Results were positive. A lot of students brought in devices. I saw a lot of laptop and iPads. In just my classes, about 70-80% of my upperclassmen had devices with Web access. My freshman class ran around 40%. There were a few filtering options and a few connectivity issues with the wireless, but overall the day went very well. As I was driving home that day, I had a few thoughts. First, students love technology. If we can harness the tech power that they own and bring to school everyday, that is a lot of technology in the classroom that the district doesn't have to purchase, maintain, and replace. Second, there is a segment of the student population out there that does not have any of the devices discussed above. We have to make sure to include them in the process with technology that they can checkout or simply include them in a group or pair them up with someone with technology. Finally, teachers need training. A lot of it. There are some teachers that were hugely supportive of what I was trying to do and I thank them. They were willing to step out on a limb and try something new. That is hard, but great things can come of it. There was also that segment of the teaching staff that wanted nothing to do with BYOT Day, which is fine, but you can only keep your head stuck in the sand for so long. Technology is all around us. Catch the wave or be crushed by it.

Based on the success (small sample size) of our first BYOT Day, I may try another one next month before school is out for the summer. I think that BYOT has merit and is the future. Is my school ready to go both feet in yet, no. But, if we start small, and build some trust and momentum, we will be ready in the future.

Thanks for stopping by.

Thursday, May 10, 2012

Google Search Education

I have always tried to teach my students good search skills. There is so much out there on the Web, that if you can filter down information and find what you need in a fast and efficient manner, you are ahead of the game. Google has just come out with Search Education to help teachers everywhere in the process of teaching students how to get better at their search strategies.

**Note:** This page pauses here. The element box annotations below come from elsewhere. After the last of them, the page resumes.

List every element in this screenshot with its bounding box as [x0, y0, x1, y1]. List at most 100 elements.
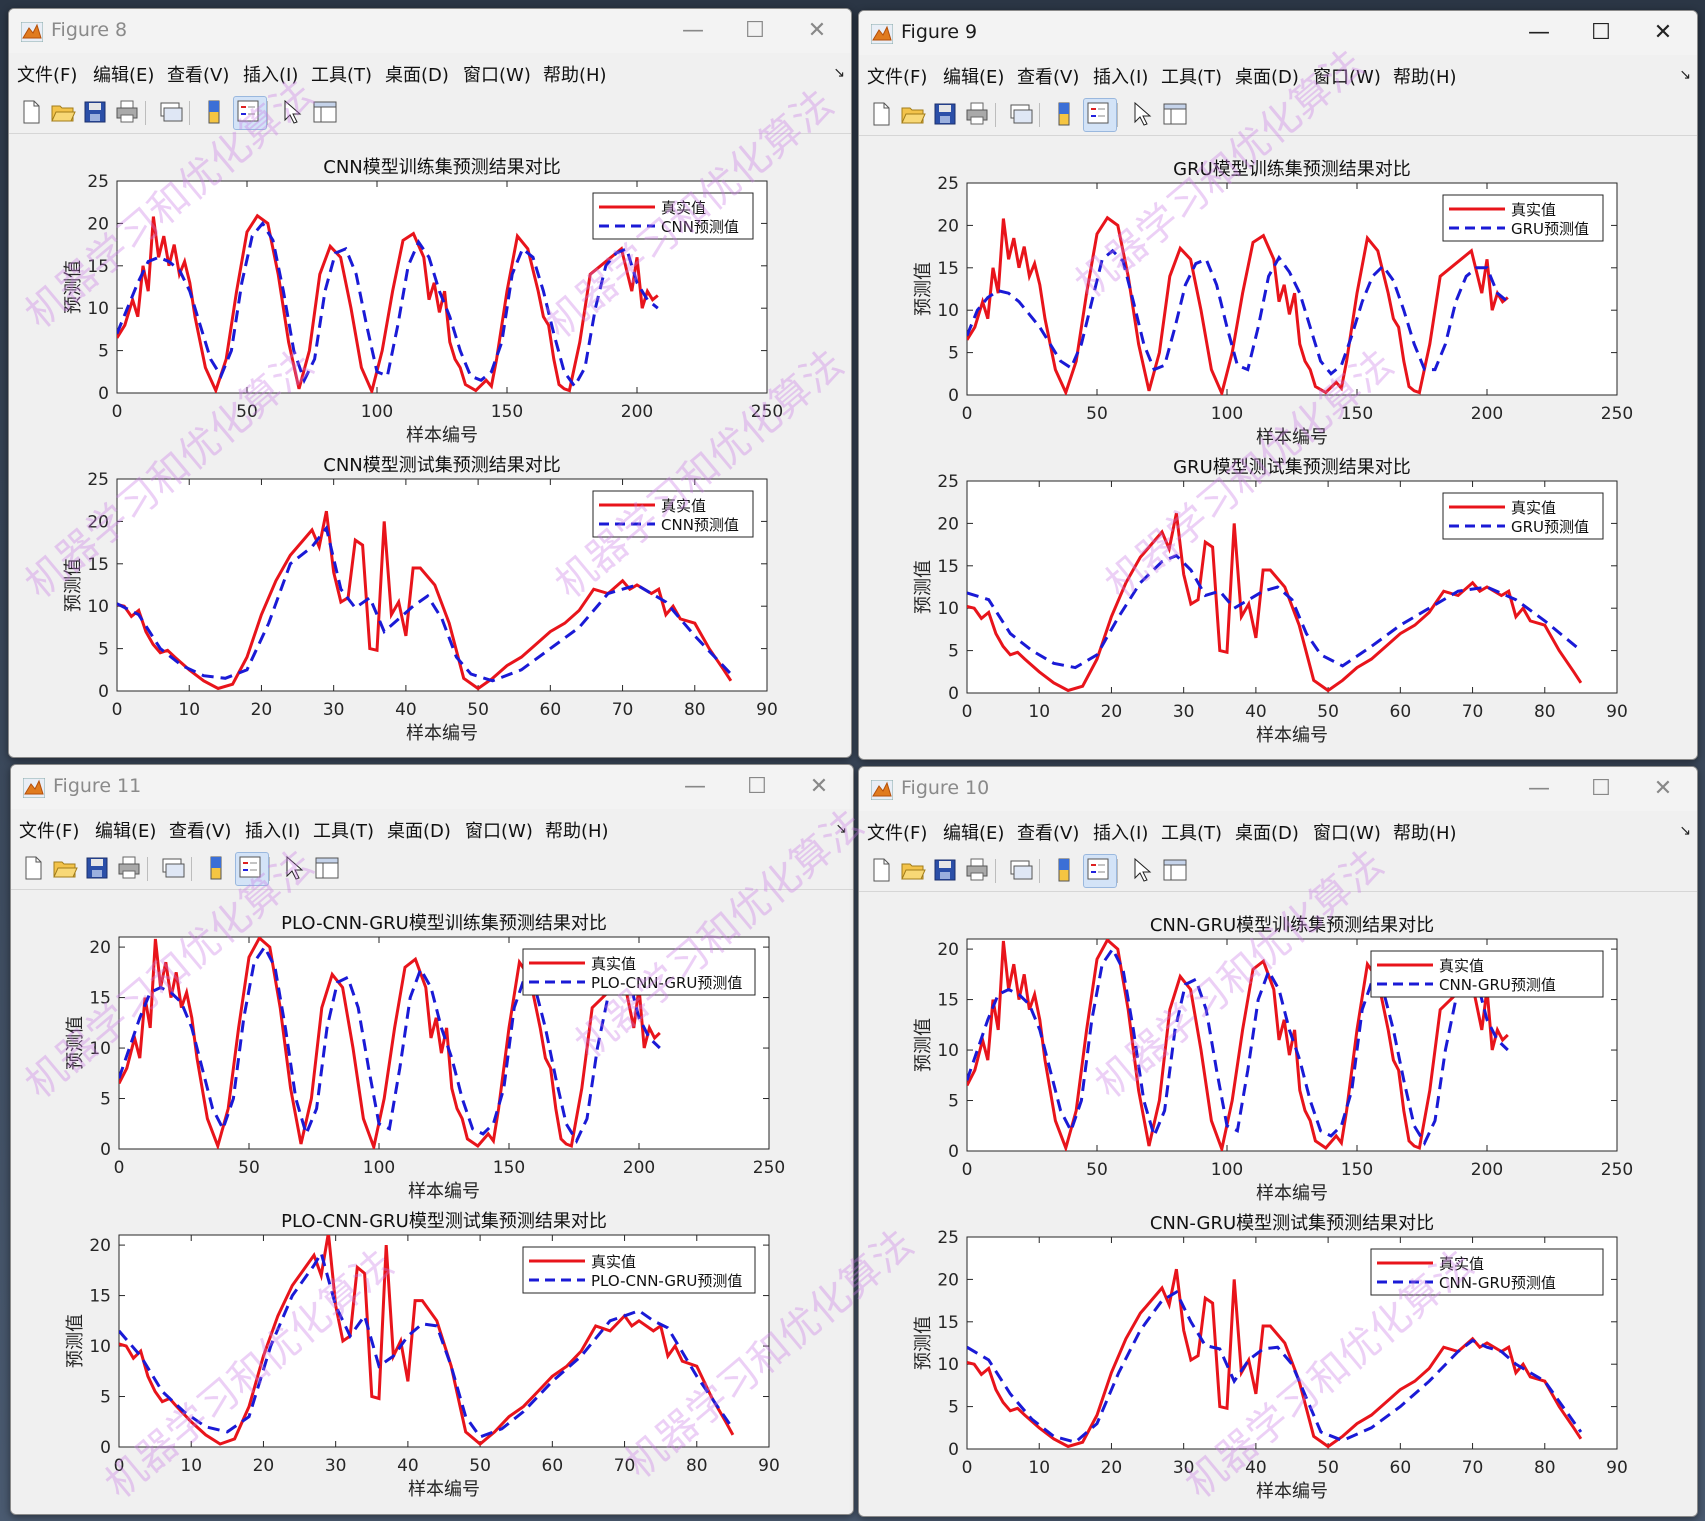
- menu-item-5[interactable]: 桌面(D): [385, 65, 449, 86]
- menu-item-7[interactable]: 帮助(H): [545, 821, 609, 842]
- legend-box: [522, 1246, 756, 1294]
- menu-item-0[interactable]: 文件(F): [867, 823, 928, 844]
- pointer-icon[interactable]: [1127, 100, 1155, 128]
- print-icon[interactable]: [963, 856, 991, 884]
- link-plot-icon[interactable]: [157, 98, 185, 126]
- window-titlebar[interactable]: Figure 10 — ☐ ✕: [859, 767, 1697, 811]
- new-figure-icon[interactable]: [867, 856, 895, 884]
- legend-icon[interactable]: [1083, 98, 1117, 132]
- x-tick-label: 0: [962, 1458, 973, 1478]
- menu-item-3[interactable]: 插入(I): [243, 65, 299, 86]
- print-icon[interactable]: [963, 100, 991, 128]
- pointer-icon[interactable]: [1127, 856, 1155, 884]
- save-icon[interactable]: [81, 98, 109, 126]
- menu-item-3[interactable]: 插入(I): [245, 821, 301, 842]
- minimize-button[interactable]: —: [1528, 776, 1550, 801]
- menu-item-4[interactable]: 工具(T): [311, 65, 373, 86]
- save-icon[interactable]: [931, 856, 959, 884]
- open-file-icon[interactable]: [51, 854, 79, 882]
- y-tick-label: 20: [937, 940, 959, 960]
- property-inspector-icon[interactable]: [1161, 100, 1189, 128]
- legend-icon[interactable]: [235, 852, 269, 886]
- menu-item-7[interactable]: 帮助(H): [1393, 823, 1457, 844]
- save-icon[interactable]: [83, 854, 111, 882]
- menu-item-5[interactable]: 桌面(D): [387, 821, 451, 842]
- pointer-icon[interactable]: [277, 98, 305, 126]
- menu-item-1[interactable]: 编辑(E): [93, 65, 155, 86]
- link-plot-icon[interactable]: [159, 854, 187, 882]
- menu-item-5[interactable]: 桌面(D): [1235, 67, 1299, 88]
- colorbar-icon[interactable]: [201, 98, 229, 126]
- menu-item-6[interactable]: 窗口(W): [463, 65, 531, 86]
- close-button[interactable]: ✕: [1653, 20, 1673, 45]
- window-titlebar[interactable]: Figure 11 — ☐ ✕: [11, 765, 853, 809]
- save-icon[interactable]: [931, 100, 959, 128]
- colorbar-icon[interactable]: [1051, 100, 1079, 128]
- maximize-button[interactable]: ☐: [747, 774, 767, 799]
- menu-overflow-arrow-icon[interactable]: ↘: [1679, 67, 1691, 83]
- menu-item-1[interactable]: 编辑(E): [95, 821, 157, 842]
- chart-title: CNN-GRU模型训练集预测结果对比: [1150, 915, 1434, 936]
- menu-item-0[interactable]: 文件(F): [19, 821, 80, 842]
- menu-item-7[interactable]: 帮助(H): [1393, 67, 1457, 88]
- menu-item-4[interactable]: 工具(T): [1161, 823, 1223, 844]
- toolbar-separator: [1039, 859, 1040, 883]
- print-icon[interactable]: [115, 854, 143, 882]
- x-tick-label: 70: [612, 700, 634, 720]
- new-figure-icon[interactable]: [867, 100, 895, 128]
- menu-overflow-arrow-icon[interactable]: ↘: [835, 821, 847, 837]
- property-inspector-icon[interactable]: [313, 854, 341, 882]
- chart-title: GRU模型测试集预测结果对比: [1173, 457, 1411, 478]
- maximize-button[interactable]: ☐: [1591, 776, 1611, 801]
- minimize-button[interactable]: —: [682, 18, 704, 43]
- menu-item-6[interactable]: 窗口(W): [1313, 823, 1381, 844]
- property-inspector-icon[interactable]: [311, 98, 339, 126]
- menu-item-0[interactable]: 文件(F): [867, 67, 928, 88]
- menu-item-6[interactable]: 窗口(W): [465, 821, 533, 842]
- minimize-button[interactable]: —: [1528, 20, 1550, 45]
- menu-item-4[interactable]: 工具(T): [313, 821, 375, 842]
- menu-item-7[interactable]: 帮助(H): [543, 65, 607, 86]
- window-titlebar[interactable]: Figure 9 — ☐ ✕: [859, 11, 1697, 55]
- menu-item-3[interactable]: 插入(I): [1093, 67, 1149, 88]
- menu-item-3[interactable]: 插入(I): [1093, 823, 1149, 844]
- open-file-icon[interactable]: [899, 100, 927, 128]
- colorbar-icon[interactable]: [1051, 856, 1079, 884]
- property-inspector-icon[interactable]: [1161, 856, 1189, 884]
- window-titlebar[interactable]: Figure 8 — ☐ ✕: [9, 9, 851, 53]
- menu-item-6[interactable]: 窗口(W): [1313, 67, 1381, 88]
- menu-item-5[interactable]: 桌面(D): [1235, 823, 1299, 844]
- menu-overflow-arrow-icon[interactable]: ↘: [833, 65, 845, 81]
- y-tick-label: 5: [100, 1388, 111, 1408]
- new-figure-icon[interactable]: [19, 854, 47, 882]
- x-axis-label: 样本编号: [1256, 1183, 1328, 1204]
- minimize-button[interactable]: —: [684, 774, 706, 799]
- close-button[interactable]: ✕: [1653, 776, 1673, 801]
- colorbar-icon[interactable]: [203, 854, 231, 882]
- menu-overflow-arrow-icon[interactable]: ↘: [1679, 823, 1691, 839]
- link-plot-icon[interactable]: [1007, 856, 1035, 884]
- legend-icon[interactable]: [233, 96, 267, 130]
- close-button[interactable]: ✕: [807, 18, 827, 43]
- menu-item-1[interactable]: 编辑(E): [943, 67, 1005, 88]
- print-icon[interactable]: [113, 98, 141, 126]
- legend-icon[interactable]: [1083, 854, 1117, 888]
- menu-item-1[interactable]: 编辑(E): [943, 823, 1005, 844]
- menu-item-2[interactable]: 查看(V): [1017, 823, 1080, 844]
- menu-item-2[interactable]: 查看(V): [1017, 67, 1080, 88]
- x-tick-label: 0: [114, 1158, 125, 1178]
- pointer-icon[interactable]: [279, 854, 307, 882]
- menu-item-2[interactable]: 查看(V): [167, 65, 230, 86]
- open-file-icon[interactable]: [899, 856, 927, 884]
- maximize-button[interactable]: ☐: [745, 18, 765, 43]
- menu-item-2[interactable]: 查看(V): [169, 821, 232, 842]
- link-plot-icon[interactable]: [1007, 100, 1035, 128]
- legend-pred-label: GRU预测值: [1511, 518, 1589, 536]
- maximize-button[interactable]: ☐: [1591, 20, 1611, 45]
- menu-item-4[interactable]: 工具(T): [1161, 67, 1223, 88]
- open-file-icon[interactable]: [49, 98, 77, 126]
- new-figure-icon[interactable]: [17, 98, 45, 126]
- y-tick-label: 5: [948, 1398, 959, 1418]
- menu-item-0[interactable]: 文件(F): [17, 65, 78, 86]
- close-button[interactable]: ✕: [809, 774, 829, 799]
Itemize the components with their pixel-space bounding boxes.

Because you want it, here is a video:

Go Google! There are several things I like about this site. First, there is a need. An important one. Everyone should know how to search efficiently. This site will help teachers and students. The quote in the video said it all, "there will be a divide between those who can search and those who can't." Be one of the people that can search. Second, Google provides lesson plans.  Third, Google provides webinars for teachers. Many teachers are afraid of technology and using it because they are not good at it. Google tries to help with that by providing free, on your own time trainings. Finally, A Google A Day Challenge. Google is providing us with a specific challenge problem to use the search skills students are learning. They are categorized by subject area. A great sponge activity at the beginning of the class. There you have it, another tool that Google has provided for education. Try it out. I am definitely going to.

Thanks for visiting!

Friday, May 4, 2012

Google Drive

Just as I start my search for alternatives to Google Docs, they come out with Google Drive, their cloud-based storage system that is, of course free, and starts at 5 GB of storage space. Here is you video:

This is Google's answer to the very popular products Dropbox and SkyDrive that are already out there. Now, I have not been able to use Google Drive, because it is not running yet, but I am sure it will work seamlessly with all of the the other Google products that it is partnered up with. They always do. It will be interesting to see how they do stacked up against Dropbox which I like very much. (My account is up to 50GB of storage for free by the way.) But, as everyone in the world goes wireless and cloud computing takes over, cloud storage with its anytime, anywhere access has been wildly successful. Why shouldn't Google get a piece of the pie. It just makes sense.

When I have had a chance to try Google Drive, I will be back with an update. Thanks for stopping by!